By Ed Thomas
January 31, 2007
A pro-family activist who monitors the homosexual culture says a recently released marketing survey studying usage of online social network sites verifies what he’s already observed about the culture : that the Internet and websites have been primary tools in getting the movement organized.
The website eMarketer.com reports a recent Harris Interactive online survey of 2,500 adults (18 or older) shows more proportionate weekly use of the sites Friendster and MySpace, and more hourly time on YouTube and Craigslist. At 32 percent, nearly twice as many homosexual and transgender respondents said they were online 24-168 hours per week, compared with 18 percent of heterosexuals.
Americans for Truth president Peter LaBarbera says the article doesn’t mention one major reason for the difference in numbers. "Of course what the article doesn’t say is that it’s a big part of their illicit life," he asserts. "That’s what the Internet has enabled.
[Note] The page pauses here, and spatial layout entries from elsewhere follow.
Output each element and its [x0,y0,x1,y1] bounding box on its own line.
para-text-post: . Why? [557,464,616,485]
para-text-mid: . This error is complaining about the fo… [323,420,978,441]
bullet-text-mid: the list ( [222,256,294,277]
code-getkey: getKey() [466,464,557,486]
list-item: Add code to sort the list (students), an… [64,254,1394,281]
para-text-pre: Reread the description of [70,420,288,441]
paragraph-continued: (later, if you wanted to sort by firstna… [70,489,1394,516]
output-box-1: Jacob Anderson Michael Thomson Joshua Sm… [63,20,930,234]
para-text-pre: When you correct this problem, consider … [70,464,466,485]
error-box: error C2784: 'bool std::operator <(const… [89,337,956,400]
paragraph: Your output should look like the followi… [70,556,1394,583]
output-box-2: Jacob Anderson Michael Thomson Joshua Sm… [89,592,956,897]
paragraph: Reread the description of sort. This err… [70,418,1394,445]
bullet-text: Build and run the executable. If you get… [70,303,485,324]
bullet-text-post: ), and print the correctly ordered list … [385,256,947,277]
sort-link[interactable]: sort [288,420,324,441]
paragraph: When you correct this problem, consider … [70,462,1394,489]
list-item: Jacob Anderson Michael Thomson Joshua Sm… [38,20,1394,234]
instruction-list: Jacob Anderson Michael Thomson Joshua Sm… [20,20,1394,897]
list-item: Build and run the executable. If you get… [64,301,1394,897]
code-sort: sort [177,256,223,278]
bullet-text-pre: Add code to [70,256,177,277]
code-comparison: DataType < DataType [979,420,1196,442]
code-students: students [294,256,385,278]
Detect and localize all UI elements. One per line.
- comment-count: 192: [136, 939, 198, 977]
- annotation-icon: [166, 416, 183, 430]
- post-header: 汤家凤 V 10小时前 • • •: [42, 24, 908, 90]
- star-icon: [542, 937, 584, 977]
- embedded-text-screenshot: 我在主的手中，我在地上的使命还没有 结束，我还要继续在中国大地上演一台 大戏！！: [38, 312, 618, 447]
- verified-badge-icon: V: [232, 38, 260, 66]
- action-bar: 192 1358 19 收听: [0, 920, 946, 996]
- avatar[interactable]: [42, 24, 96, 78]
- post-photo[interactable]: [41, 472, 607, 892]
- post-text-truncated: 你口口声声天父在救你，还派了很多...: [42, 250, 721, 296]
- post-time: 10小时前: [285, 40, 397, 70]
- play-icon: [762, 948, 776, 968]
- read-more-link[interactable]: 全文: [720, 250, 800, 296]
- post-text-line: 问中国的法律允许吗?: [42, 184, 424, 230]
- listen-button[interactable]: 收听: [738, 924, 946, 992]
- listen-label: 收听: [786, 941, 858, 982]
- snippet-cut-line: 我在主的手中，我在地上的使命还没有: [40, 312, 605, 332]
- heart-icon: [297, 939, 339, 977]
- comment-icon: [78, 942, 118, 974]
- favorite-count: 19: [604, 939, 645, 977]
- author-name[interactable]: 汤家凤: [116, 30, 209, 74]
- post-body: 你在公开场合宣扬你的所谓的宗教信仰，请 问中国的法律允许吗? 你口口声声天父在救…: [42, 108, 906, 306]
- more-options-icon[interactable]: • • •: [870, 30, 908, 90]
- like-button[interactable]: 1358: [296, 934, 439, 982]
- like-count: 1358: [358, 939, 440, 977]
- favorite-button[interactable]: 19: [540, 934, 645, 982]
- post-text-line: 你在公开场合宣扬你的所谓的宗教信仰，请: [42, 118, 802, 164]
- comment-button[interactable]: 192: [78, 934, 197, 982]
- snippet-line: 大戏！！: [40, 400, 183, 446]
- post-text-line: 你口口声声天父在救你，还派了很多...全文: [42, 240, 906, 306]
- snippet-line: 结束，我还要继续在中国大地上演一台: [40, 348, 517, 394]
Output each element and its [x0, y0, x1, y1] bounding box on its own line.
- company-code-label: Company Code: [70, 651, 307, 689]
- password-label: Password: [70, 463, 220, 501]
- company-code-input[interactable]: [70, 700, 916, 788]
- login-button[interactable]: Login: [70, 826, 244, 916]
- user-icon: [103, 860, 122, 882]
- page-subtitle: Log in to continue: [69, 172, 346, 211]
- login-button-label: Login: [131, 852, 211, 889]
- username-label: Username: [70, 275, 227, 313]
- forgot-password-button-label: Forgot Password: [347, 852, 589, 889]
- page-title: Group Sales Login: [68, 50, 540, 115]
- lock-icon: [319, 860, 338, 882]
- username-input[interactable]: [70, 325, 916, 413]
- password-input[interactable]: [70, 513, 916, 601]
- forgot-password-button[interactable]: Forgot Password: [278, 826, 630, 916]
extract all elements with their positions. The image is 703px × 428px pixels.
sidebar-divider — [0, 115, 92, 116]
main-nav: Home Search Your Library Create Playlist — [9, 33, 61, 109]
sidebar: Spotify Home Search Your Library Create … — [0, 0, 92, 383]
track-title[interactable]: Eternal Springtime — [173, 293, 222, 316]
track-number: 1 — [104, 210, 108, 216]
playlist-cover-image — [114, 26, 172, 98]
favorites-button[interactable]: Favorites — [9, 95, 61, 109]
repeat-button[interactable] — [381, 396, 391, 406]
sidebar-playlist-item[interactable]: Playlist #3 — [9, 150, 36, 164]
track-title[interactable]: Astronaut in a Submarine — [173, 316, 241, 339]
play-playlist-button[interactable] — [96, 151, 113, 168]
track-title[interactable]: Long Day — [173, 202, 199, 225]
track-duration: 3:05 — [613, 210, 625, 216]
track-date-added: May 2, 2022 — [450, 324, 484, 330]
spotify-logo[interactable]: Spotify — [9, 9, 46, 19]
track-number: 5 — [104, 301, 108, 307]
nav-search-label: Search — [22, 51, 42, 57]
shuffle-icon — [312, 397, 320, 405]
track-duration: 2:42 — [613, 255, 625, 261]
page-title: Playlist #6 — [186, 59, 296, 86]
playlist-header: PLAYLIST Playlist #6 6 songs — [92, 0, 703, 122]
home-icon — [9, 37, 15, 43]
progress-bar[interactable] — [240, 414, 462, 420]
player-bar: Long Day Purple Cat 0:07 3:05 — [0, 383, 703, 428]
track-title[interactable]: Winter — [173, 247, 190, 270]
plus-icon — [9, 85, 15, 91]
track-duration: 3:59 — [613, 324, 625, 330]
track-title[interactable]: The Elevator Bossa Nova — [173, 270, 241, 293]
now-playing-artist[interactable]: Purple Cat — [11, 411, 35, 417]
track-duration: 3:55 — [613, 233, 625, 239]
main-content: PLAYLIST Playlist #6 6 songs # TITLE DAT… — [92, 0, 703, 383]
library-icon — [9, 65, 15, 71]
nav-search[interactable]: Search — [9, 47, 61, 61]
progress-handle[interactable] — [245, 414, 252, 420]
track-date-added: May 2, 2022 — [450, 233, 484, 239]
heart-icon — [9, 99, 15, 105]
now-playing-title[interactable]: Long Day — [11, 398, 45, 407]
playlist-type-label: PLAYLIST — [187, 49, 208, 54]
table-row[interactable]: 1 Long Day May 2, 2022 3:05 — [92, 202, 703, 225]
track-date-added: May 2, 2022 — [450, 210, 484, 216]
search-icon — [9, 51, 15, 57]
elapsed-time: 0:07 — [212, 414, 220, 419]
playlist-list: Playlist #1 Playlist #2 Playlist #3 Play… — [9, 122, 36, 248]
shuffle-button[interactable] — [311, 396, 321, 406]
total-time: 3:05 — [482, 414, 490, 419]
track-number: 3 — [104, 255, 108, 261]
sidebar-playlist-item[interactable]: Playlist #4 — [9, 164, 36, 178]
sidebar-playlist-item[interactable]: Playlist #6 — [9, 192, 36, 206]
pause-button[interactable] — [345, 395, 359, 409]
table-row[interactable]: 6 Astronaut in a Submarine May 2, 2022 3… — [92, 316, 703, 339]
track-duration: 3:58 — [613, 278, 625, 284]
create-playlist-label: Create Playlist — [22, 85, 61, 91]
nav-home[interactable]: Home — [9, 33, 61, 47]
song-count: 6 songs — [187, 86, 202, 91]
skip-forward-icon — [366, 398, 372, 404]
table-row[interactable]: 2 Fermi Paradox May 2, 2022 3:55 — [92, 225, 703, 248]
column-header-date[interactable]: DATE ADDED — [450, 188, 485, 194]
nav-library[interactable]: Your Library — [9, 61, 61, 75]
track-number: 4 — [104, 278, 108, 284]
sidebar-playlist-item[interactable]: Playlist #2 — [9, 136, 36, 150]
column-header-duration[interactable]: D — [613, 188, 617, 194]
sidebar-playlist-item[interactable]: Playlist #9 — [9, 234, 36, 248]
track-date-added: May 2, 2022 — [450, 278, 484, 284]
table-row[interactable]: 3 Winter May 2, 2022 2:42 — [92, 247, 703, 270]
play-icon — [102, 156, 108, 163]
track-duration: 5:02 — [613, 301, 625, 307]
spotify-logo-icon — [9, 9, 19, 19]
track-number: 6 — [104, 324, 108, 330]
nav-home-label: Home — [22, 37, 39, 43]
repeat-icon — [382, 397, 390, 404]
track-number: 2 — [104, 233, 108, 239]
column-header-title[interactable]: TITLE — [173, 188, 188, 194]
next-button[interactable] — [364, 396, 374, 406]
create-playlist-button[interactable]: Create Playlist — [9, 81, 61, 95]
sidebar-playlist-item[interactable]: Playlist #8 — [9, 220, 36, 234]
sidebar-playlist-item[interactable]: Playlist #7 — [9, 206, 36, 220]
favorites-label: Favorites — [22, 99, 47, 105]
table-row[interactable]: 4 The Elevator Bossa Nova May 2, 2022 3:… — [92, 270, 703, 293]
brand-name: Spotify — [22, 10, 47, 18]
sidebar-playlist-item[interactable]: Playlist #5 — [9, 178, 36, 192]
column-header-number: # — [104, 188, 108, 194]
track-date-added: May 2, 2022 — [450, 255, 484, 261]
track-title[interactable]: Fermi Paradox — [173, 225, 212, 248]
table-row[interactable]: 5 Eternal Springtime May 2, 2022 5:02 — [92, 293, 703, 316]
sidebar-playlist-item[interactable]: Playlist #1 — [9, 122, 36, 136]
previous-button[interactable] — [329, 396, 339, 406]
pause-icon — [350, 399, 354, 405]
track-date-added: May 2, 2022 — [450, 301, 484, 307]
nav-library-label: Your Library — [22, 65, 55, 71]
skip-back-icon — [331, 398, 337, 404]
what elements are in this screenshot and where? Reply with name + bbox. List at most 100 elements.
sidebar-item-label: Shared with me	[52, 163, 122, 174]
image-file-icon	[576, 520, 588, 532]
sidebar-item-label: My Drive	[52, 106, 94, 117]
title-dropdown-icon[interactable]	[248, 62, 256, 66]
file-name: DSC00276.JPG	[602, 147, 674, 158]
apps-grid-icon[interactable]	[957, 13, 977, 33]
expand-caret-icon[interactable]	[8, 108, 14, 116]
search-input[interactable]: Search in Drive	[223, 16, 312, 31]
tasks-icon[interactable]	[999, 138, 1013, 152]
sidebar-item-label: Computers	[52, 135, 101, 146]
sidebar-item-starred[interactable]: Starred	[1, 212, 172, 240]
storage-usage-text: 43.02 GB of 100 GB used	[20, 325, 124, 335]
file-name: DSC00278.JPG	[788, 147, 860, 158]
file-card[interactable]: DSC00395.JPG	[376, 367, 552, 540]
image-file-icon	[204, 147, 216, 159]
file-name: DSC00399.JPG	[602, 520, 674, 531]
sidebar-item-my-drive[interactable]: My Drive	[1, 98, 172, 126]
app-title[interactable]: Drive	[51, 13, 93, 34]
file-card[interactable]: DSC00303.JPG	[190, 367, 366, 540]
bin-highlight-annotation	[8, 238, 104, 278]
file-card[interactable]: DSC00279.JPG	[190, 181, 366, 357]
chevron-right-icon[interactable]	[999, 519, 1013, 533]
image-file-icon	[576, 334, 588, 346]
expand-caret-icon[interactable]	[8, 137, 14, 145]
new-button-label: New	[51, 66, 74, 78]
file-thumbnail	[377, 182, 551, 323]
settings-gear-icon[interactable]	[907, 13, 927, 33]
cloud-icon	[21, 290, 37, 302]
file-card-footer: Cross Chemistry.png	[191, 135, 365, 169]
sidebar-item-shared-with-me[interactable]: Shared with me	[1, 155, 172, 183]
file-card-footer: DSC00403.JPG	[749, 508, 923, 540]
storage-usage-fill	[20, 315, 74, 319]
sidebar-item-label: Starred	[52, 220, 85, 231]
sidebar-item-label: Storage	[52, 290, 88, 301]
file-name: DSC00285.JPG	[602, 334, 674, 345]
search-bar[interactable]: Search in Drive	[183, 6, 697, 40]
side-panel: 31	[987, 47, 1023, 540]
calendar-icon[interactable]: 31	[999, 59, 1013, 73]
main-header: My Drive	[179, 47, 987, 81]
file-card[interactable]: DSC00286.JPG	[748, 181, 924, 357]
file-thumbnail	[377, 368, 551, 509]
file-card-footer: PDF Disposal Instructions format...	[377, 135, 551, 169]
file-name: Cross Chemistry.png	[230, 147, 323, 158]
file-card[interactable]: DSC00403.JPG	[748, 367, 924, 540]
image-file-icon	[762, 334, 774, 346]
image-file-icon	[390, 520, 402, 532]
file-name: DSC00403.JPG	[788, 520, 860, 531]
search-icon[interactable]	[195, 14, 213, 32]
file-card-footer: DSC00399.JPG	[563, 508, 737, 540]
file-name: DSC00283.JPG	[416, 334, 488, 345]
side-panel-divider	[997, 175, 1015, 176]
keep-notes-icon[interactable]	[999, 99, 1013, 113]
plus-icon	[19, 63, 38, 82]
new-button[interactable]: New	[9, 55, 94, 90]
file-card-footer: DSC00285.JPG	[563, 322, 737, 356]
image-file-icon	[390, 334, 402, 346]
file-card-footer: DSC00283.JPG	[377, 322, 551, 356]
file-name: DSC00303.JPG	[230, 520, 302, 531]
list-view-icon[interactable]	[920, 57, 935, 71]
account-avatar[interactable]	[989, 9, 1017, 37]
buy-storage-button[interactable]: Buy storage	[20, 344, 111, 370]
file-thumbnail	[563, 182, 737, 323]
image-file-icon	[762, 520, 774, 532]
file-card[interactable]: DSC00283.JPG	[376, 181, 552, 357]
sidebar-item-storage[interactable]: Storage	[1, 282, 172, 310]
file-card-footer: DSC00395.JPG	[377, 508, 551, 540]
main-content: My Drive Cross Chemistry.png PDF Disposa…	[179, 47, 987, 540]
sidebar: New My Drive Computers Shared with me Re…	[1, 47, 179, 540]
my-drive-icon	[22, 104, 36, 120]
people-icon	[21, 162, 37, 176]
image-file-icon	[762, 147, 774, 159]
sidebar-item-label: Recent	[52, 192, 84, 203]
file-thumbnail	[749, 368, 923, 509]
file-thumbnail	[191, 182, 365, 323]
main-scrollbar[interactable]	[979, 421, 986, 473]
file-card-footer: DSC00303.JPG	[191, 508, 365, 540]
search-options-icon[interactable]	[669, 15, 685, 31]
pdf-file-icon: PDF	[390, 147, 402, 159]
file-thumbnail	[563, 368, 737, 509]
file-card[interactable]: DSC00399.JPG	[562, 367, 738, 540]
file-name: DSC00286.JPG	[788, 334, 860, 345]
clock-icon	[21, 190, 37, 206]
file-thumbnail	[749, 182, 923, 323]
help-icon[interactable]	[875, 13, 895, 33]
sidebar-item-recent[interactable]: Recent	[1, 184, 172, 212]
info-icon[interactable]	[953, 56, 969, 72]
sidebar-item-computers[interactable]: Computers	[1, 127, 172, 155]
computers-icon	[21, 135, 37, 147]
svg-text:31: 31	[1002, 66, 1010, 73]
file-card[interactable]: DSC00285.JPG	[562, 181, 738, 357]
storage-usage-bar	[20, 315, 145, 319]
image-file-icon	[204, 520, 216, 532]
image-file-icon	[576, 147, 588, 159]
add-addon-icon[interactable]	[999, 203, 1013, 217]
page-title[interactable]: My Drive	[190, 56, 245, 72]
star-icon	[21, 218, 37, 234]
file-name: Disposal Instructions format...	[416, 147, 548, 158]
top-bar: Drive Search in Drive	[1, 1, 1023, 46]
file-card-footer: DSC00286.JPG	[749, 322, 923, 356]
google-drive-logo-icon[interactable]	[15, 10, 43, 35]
The Internet is ideally suited to help uniting people practicing deviance."
Further clarifying his point, LaBarbera explains that technology is often at the forefront of uses for other than the moral good of society ; for example, to connect people in various subcultures and even vices, such as the pornography industry. "... It’s really the same old thing with technology," he says. "It has its good uses, but it also makes it easier for people practicing immoral behavior to organize."
In that sense, he says homosexual individuals in society have been able to network outside of the mainstream with the powerful and efficient tool of Internet websites.